I start the tracker with a singleton instance of Application which I have extended and added a static getInstance() method to retrieve the instance:
// Non-relevant code removed
public IBinder onBind(Intent intent) {
tracker = GoogleAnalyticsTracker.getInstance();
tracker.startNewSession(PROPERTY_ID, MyApp.getInstance());
}
public boolean onUnbind(Intent intent) {
tracker.stopSession();
}
See: http://developer.android.com/guide/topics/fundamentals/bound-services.html
I did a time based split between visits in my app, working like this:
I've build a wrapper singleton Tracker object for the GoogleAnalyticsTracker where i keep the last time something got tracked. If that time's more then x seconds i treat it as a new visit.
Of course this is only useful if you track everything in your app, and may not be the best solution in every situation, works well for my app though.
It only supports trackPageView, but setCustomVar and trackEvent should be easily implemented..

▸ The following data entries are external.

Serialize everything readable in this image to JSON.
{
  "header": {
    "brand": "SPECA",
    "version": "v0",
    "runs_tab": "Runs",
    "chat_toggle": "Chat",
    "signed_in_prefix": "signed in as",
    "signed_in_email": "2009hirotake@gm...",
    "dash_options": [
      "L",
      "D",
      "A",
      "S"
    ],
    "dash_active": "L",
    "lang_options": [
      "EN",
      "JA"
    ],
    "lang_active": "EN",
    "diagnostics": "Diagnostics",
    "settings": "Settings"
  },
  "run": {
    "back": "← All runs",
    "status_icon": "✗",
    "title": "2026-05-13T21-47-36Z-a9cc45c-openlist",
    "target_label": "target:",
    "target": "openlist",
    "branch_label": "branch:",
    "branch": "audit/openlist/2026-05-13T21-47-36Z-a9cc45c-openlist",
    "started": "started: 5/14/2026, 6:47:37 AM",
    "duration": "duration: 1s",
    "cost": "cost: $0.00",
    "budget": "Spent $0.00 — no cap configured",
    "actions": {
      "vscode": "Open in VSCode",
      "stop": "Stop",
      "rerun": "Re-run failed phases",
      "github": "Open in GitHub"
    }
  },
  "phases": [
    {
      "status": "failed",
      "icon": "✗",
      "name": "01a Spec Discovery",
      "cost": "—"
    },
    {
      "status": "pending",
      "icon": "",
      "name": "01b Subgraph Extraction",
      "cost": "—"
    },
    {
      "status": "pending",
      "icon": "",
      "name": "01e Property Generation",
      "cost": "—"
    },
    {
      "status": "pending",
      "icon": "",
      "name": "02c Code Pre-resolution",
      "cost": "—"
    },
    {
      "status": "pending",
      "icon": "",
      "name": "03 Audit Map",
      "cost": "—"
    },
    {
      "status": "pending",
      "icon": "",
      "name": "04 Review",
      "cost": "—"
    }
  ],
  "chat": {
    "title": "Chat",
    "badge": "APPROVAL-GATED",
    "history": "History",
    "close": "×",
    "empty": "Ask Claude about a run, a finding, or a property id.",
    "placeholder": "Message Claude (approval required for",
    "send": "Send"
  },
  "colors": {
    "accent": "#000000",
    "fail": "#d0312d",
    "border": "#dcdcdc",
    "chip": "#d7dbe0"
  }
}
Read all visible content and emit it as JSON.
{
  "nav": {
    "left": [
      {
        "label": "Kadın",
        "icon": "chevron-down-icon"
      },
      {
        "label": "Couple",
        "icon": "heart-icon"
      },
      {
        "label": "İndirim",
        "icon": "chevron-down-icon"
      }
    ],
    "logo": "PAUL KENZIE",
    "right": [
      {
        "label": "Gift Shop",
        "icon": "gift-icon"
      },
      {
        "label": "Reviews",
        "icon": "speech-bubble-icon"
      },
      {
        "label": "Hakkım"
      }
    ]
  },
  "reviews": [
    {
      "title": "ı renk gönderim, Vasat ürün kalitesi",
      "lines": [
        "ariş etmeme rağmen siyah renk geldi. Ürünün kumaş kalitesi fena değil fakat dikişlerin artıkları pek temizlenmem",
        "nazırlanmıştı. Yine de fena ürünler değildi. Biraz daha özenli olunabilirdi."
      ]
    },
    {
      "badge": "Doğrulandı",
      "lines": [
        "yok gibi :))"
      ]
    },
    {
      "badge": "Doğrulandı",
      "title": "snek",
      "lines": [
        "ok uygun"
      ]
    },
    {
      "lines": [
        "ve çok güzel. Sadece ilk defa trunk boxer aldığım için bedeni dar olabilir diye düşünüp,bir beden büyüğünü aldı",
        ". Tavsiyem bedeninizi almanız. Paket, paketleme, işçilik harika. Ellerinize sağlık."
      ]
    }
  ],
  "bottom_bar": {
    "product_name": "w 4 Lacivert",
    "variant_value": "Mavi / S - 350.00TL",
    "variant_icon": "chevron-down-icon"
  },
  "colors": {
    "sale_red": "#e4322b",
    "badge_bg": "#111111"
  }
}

Anywhere you need to track something just add the line:
Tracker.getInstance(getApplicationContext()).trackPageView("/HelloPage");
I usually do it in the onResume of an activity
Tracker gist
You will need something like this: http://mufumbo.wordpress.com/2011/06/13/google-analytics-lags-on-android-how-to-make-it-responsive/
That's on the previous version and used to work very well. Now I'm in the same struggle as you, as V2 doesn't seems to be very consistent.
I wonder if this is something that could be done using AOP.
Android can only use compile-time AOP methods so maybe something like AspectJ?
There's a little more info on using AspectJ in Android in this thread. The main issue being that you would still need to declare on classes you own.